NovelToon NovelToon
The Thousand Faces Of The Demon Sage

The Thousand Faces Of The Demon Sage

Status: sedang berlangsung
Genre:Fantasi Timur / Action / Reinkarnasi / Mengubah Takdir / Budidaya dan Peningkatan
Popularitas:498
Nilai: 5
Nama Author: Demon Heart Sage

Shen Wuyan lahir dengan ribuan wajah di dalam jiwanya.
Setiap wajah punya kekuatan dan masa lalu sendiri.
Saat dunia mengejarnya sebagai iblis, ia sadar—
menjadi iblis sejati bukan berarti kehilangan kemanusiaan,
tapi menerima semua sisi manusia yang ia benci.
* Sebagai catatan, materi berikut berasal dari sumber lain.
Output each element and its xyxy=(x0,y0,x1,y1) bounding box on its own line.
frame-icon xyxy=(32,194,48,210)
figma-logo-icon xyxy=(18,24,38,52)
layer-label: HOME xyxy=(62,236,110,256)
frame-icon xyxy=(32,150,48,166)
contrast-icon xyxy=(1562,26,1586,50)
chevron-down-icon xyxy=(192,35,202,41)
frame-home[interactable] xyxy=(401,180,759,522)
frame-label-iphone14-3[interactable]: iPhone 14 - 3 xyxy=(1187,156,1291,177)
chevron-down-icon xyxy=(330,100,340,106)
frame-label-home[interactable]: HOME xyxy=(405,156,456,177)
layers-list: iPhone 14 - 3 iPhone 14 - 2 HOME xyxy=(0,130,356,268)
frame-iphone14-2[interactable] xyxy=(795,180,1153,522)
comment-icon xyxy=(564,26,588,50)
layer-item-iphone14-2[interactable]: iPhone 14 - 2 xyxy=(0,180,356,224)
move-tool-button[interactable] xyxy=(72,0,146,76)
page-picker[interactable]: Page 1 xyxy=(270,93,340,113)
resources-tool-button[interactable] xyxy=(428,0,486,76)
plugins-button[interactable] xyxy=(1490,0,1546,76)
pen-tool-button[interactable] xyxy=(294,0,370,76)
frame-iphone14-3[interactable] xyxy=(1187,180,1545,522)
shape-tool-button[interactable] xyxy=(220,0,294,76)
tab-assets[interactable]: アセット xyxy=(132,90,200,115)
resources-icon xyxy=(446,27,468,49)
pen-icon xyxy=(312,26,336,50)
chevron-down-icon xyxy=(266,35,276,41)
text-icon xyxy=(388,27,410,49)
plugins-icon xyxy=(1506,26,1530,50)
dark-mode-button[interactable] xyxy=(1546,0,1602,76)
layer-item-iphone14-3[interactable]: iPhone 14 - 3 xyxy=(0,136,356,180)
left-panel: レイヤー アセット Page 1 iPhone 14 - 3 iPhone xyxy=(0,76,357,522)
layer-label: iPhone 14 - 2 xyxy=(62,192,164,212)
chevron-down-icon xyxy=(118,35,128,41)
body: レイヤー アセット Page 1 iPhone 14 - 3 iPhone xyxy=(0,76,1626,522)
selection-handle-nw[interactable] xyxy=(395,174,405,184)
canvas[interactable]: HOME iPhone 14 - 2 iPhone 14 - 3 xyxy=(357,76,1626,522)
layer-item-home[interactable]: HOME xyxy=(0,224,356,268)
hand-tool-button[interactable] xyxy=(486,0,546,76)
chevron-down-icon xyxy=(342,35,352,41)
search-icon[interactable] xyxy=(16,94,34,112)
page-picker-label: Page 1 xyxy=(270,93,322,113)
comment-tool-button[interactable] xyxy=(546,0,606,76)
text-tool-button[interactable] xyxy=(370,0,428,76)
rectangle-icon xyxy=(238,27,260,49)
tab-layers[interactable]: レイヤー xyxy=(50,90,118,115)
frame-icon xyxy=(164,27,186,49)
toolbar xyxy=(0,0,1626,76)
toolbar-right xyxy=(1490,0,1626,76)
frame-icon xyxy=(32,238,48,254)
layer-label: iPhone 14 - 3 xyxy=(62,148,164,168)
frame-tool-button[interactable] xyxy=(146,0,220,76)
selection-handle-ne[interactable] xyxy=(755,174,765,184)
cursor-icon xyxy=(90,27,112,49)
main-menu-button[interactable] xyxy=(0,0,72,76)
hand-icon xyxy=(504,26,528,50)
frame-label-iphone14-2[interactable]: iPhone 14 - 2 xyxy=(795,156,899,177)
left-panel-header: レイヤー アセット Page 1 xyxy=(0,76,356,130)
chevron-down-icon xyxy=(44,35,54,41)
Karya ini diterbitkan atas izin NovelToon Demon Heart Sage, isi konten hanyalah pandangan pribadi pembuatnya, tidak mewakili NovelToon sendiri

Bab 17 — Ujian Sekte

Wuyan berdiri di barisan murid, napasnya panjang dan perlahan, mencoba menenangkan aliran energi yang berputar di dalam dirinya. Aula latihan utama sekte Langit Tenang dipenuhi cahaya lilin dan lampu aura yang lembut, namun nuansanya tetap formal dan menegangkan. Pilar-pilar batu bercahaya memantulkan simbol energi di dinding, menciptakan ilusi ruang yang lebih luas sekaligus menekankan hierarki dan ketelitian ujian.

Bisikan ringan terdengar di antara murid-murid. Beberapa menatapnya dengan rasa ingin tahu, yang lain menutupi wajah mereka dengan ekspresi berhati-hati. Rasa takut dan curiga masih terasa, sisa dari insiden monster beberapa hari lalu. Wuyan merasakan tekanan itu, gelombang energi Po di tubuhnya bergetar, mengingatkannya akan wajah pertama yang diam-diam mengintai kesadarannya.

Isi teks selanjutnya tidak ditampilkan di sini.